The cynicism I perceive is that it has begun to look as though wine commentators are being functionalised. An indication of this is that the organisers are deaf to our pleas that they reduce the number of wines for the sake of the wines themselves, not the wine writers. Another is the fact that any journalist who fails to show up before 9.30 am is refused entry to the tasting room. Either you taste all, or nothing. Admittedly, I haven’t heard of any cases in which someone has been banned, but anyone wanting to ‘get the job done’ and taste more than 100 wines before lunch had better be in the tasting room at 8 am sharp. The programme further entails two estate visits in the afternoon and dinner on two nights in local restaurants with many producers taking part with yet more wines to taste. That can easily be some 30 or 40 wines in total. To be back in the hotel before midnight is virtually impossible, so it all becomes a huge endurance test, and the reason why I gave up being wined and dined in the evening out of sheer self-preservation.

The possible solution to the conundrum that Nebbiolo Prima has become is to limit access to members of Albeisa. The current situation has led several high-profile producers, Albeisa associates, to withdraw from Nebbiolo Prima. The second part of the solution is to exclude the wines of Roero (which I did not taste this year in a feeble effort to spend more than one minute on each wine). Since 2014 producers here have founded their own Consorzio and hence are no longer part of the Consorzio of the Langhe, which accordingly has renamed itself Consorzio di Tutela Barolo, Barbaresco, Alba, Langhe e Dogliani. For several years now I have maintained that the lighter style of Roero doesn’t do itself any favours by being shown alongside Barolo and Barbaresco. Current production of Roero red wine is just 350,000 bottles whereas it produces six million bottles of the white Arneis.

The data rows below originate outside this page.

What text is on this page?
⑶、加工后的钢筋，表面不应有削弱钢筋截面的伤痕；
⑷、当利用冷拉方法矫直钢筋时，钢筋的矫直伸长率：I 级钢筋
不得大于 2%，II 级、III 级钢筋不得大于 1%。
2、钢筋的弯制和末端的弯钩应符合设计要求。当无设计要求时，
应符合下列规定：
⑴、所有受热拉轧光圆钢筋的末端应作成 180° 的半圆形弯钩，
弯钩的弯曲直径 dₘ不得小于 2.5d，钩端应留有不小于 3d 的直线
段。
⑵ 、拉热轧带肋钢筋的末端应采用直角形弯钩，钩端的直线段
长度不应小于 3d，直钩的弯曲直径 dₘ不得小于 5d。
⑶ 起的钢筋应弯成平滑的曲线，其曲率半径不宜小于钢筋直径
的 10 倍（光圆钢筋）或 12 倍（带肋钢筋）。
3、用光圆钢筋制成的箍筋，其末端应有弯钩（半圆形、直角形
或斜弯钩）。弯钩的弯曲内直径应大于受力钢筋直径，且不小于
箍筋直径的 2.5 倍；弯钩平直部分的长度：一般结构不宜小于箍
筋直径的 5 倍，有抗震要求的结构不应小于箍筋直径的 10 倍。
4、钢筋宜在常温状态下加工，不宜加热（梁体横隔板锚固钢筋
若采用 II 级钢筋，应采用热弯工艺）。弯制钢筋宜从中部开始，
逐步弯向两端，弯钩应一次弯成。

One questions the relevance of red wines in Roero, as well as its participation in Nebbiolo Prima, now that it has styled itself as a white-wine region.

There are signs that Albeisa is rethinking the format of the event, spurred by increasing criticism from the journalists who still attend and, perhaps more tellingly, by the absence this year of key people such as Kerin O’Keefe of The Wine Enthusiast and leading Italian blogger Franco Ziliani. Part of the solution would be the aforementioned access to Albeisa members only, or allow journalists to taste what is relevant to them and their markets.